これに対し、日本では、「口から食べられなくなったら胃ろうは当たり前」という空気がある。しかも、いったん造設するとやめにくいという。延命手段をあえて控えることになり、神経質になっている医師も多いためだ。
都内で飲食店を経営する女性(47)の母親(81)は、パーキンソン病と認知症を患い、寝たきりで意思疎通もできない。のみ込む力も衰えたため、入院した病院で胃ろうを勧められた。
女性は「母は延命治療を嫌がっていた」として当初は断った。だが、「とりあえず体力がつくまで」と医師に言われて同意した。その後、退院時に外すよう求めると「外したらお母さんを殺すということですよ」と強い姿勢で拒否された。
鈴木理事長は「回復の見込みがないまま胃ろうを続けるのがいいのかどうか。胃ろうを試す機会を奪わないのはもちろんだが、治療効果がなければ使用を見直す機会を設けることがあってもいい」と指摘。現状把握を進め、中止を含む指針作りを検討したいと話す。全日本病院協会や日本老年医学会も胃ろうの実態調査に取り組んでいる。

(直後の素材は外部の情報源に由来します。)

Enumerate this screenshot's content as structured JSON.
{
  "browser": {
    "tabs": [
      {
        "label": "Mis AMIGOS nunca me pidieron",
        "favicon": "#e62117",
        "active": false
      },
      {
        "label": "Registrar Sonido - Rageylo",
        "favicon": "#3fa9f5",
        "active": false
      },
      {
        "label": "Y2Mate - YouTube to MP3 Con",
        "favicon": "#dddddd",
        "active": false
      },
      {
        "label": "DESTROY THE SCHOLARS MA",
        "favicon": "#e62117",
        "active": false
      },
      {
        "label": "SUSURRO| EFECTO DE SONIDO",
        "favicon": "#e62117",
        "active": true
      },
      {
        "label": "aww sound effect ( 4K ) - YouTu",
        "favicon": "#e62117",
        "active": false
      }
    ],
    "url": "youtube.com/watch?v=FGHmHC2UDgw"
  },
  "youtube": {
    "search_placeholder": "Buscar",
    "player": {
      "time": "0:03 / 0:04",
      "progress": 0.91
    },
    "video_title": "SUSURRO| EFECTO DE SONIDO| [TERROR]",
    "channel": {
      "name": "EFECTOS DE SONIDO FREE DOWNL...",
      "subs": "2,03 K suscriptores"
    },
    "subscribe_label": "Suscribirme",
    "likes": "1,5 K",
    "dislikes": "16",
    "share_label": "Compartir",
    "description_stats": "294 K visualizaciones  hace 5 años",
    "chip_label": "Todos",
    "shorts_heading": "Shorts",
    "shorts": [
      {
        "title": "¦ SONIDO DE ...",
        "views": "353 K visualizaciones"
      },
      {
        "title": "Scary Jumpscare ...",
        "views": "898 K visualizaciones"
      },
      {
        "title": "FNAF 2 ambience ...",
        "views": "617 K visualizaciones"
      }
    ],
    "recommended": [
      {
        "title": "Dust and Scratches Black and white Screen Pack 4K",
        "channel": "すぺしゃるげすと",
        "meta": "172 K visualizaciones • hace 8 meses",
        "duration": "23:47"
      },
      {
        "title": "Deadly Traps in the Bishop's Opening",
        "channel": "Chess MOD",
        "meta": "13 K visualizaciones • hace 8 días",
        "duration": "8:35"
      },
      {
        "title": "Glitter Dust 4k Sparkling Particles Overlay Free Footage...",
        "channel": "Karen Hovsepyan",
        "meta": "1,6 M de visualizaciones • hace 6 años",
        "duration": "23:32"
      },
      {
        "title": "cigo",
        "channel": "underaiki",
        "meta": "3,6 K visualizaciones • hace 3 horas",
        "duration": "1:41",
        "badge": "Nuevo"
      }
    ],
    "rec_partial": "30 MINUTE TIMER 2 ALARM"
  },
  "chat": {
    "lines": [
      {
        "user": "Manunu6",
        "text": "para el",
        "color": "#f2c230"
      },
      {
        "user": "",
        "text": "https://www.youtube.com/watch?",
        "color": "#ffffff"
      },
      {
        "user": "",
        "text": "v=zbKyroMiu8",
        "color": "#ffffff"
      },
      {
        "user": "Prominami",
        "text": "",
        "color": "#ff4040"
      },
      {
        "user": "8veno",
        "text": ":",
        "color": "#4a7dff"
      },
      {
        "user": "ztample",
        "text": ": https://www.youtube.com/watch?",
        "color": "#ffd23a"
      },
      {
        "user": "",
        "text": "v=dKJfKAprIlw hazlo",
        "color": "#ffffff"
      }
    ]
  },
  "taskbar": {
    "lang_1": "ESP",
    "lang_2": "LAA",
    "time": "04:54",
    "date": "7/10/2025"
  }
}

認知症が進めば、食べられなくなる。その時、どうするのか。死生観ともかかわる問題だけに正解はないが、誰しも元気なうちに周囲に自分の考えを伝えておくべきではないか。

【読売新聞】



胃ろうも生きるための有効な手段ですが、口から食べることへの重要性と、それを可能な限り務めることを、歯科界はもっともっと口腔内を管理する専門家として国民に啓蒙しなければなりません。